Tampaknya liburan mereka sekarang ini begitu menyenangkan bagi Sera, Ardana tak pernah melihat wajah ceria Sera yang senyumnya selebar dan selepas itu. Membuat dada Ardana semakin berdebar melihatnya, Ardana jatuh cinta untuk yang ke sekian kalinya pada perempuan itu.
Namun, tak disangka senyum Sera luntur. Ardana mengikuti arah pandang Sera dan ia langsung mendapatkan jawabannya. Pemuda itu tersenyum kecut, lagi-lagi seorang bayi.
“Kenapa?” tanya Ardana berpura-pura tidak tahu.
“Bayi itu kok mirip banget ya sama Joe?” tanya Sera dengan mata berkaca-kaca.
Ardana memejamkan mata sejenak mencoba untuk sabar, ia tersenyum dan meraih tangan Sera, apalagi si ibu yang menggendong bayi itu semakin dekat dengannya.
“Aku gak salah, dia Joe, Na!” pekik Sera kembali tersenyum.
Tapi Joe sama siapa? Dan siapa wanita yang menggendongnya itu? Gerak-geriknya terlalu mencurigakan. Oh mungkin baby sitternya, pikirnya.

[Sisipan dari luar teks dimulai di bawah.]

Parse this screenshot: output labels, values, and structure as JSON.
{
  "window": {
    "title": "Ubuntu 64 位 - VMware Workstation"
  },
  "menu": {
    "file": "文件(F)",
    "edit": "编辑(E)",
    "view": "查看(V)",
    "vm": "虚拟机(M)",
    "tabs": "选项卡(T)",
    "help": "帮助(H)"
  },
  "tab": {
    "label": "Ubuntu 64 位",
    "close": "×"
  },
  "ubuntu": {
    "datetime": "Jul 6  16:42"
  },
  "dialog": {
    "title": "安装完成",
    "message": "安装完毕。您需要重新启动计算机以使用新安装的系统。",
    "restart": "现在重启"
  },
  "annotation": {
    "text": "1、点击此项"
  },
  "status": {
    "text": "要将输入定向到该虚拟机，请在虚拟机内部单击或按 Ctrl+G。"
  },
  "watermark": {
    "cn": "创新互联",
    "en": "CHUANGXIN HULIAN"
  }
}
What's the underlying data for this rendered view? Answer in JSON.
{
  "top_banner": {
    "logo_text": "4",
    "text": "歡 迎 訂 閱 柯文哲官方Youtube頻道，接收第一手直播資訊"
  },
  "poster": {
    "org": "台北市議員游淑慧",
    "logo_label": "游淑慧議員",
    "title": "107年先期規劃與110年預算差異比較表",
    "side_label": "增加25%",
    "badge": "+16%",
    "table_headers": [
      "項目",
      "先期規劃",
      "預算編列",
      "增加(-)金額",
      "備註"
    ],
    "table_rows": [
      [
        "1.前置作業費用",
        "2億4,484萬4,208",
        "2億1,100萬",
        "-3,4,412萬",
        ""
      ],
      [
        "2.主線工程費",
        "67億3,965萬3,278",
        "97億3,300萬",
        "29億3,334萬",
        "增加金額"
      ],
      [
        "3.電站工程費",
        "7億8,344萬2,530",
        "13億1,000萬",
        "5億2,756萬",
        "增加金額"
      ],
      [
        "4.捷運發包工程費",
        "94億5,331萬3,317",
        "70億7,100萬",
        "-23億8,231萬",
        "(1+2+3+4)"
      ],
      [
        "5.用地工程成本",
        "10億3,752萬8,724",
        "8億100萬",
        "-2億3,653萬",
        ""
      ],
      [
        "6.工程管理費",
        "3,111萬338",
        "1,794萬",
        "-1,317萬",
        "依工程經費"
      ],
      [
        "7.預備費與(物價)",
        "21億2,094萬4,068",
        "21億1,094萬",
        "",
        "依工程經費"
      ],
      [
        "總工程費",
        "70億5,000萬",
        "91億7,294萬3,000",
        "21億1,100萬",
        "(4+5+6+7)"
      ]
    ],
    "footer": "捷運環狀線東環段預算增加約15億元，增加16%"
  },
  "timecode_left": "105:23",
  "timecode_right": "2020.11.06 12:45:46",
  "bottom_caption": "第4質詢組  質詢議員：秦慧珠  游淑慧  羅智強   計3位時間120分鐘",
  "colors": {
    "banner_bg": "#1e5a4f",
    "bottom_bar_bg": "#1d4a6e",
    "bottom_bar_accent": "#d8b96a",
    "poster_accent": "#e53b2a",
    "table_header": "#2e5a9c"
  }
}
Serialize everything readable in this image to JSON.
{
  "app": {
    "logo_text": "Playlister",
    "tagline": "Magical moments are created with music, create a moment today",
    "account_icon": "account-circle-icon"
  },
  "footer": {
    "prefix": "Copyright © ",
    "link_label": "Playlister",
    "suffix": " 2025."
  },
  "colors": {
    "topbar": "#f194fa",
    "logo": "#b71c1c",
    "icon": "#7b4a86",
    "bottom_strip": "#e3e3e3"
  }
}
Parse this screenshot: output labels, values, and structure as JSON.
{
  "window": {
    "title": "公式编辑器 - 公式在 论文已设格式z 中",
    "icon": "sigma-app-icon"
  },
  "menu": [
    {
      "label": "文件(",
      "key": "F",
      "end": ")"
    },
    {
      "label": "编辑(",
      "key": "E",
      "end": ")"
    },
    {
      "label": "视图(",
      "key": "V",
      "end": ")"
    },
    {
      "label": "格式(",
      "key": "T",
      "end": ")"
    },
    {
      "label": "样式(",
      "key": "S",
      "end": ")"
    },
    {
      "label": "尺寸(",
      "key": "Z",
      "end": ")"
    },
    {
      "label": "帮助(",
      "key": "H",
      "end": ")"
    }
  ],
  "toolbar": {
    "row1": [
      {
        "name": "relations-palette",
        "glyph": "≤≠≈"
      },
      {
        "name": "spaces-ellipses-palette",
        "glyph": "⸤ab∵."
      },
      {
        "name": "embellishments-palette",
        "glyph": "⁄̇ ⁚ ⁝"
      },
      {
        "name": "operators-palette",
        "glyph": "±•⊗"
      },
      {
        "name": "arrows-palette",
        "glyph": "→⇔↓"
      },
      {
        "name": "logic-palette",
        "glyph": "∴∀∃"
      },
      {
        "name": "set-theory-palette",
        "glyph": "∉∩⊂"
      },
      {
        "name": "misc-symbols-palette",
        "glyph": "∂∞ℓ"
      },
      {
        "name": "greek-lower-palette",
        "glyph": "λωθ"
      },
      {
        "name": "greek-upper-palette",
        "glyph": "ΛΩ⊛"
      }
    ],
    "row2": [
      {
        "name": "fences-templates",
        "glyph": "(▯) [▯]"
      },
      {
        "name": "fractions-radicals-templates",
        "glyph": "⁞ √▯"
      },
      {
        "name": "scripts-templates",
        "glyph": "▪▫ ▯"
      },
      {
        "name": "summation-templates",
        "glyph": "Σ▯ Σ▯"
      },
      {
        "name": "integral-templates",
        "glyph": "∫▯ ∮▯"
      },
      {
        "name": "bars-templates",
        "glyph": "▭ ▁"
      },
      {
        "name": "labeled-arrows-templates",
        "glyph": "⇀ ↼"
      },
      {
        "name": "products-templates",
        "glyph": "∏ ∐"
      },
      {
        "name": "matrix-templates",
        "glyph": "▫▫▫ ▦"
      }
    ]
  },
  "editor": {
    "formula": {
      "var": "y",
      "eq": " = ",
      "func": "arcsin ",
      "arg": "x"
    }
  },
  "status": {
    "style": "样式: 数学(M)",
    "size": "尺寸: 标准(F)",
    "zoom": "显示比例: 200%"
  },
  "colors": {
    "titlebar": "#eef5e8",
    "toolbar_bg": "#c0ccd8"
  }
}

Dengan sengaja Sera menabrakan diri pada wanita itu, hanya untuk mencari alasan agar bisa menyentuh dan mencium Joe. Seperti apapun dia mencoba mengacuhkan Joe, tapi jika sudah di depan mata seperti ini dia tak bisa menahannya.
“Aduh, maaf.” Sera yang pura-pura memainkan ponselnya itu mengangkat wajahnya dengan memasang wajah menyesal.
“Iya, gapapa, Neng,” balas si wanita tanpa melihat ke arah Sera, dan justru melihat ke belakang.
“Ih lucu banget!” Sera dengan tak sabarnya mencubit pipi Joe dan menciumnya dengan penuh rasa rindu. Ternyata ia tak salah, hanya sekilas dan dari kejauhan saja ia langsung mengenali anaknya.
“Anaknya, Bu?” tanya Ardana yang menyusul Sera, Ardana hanya ingin memastikan bahwa dia bukanlah Joe.
“Iya ini anak saya. Maaf ya dek-adek saya buru-buru!” ujar wanita itu dengan gelagat mencurigakan.
KAMU SEDANG MEMBACA
Fate and Pain
Teen FictionHamil dan menjadi orang tua di bangku sekolah. 🔞 Menguras emosi ⚠️ *** Satu tahun menghilang, tidak ada yang tahu bahwa siswi yang kembali ke sekolah yang sama itu kenyataannya telah mengandung dan melahirkan anak dari Jendra Adisaka Bumi, pemuda p...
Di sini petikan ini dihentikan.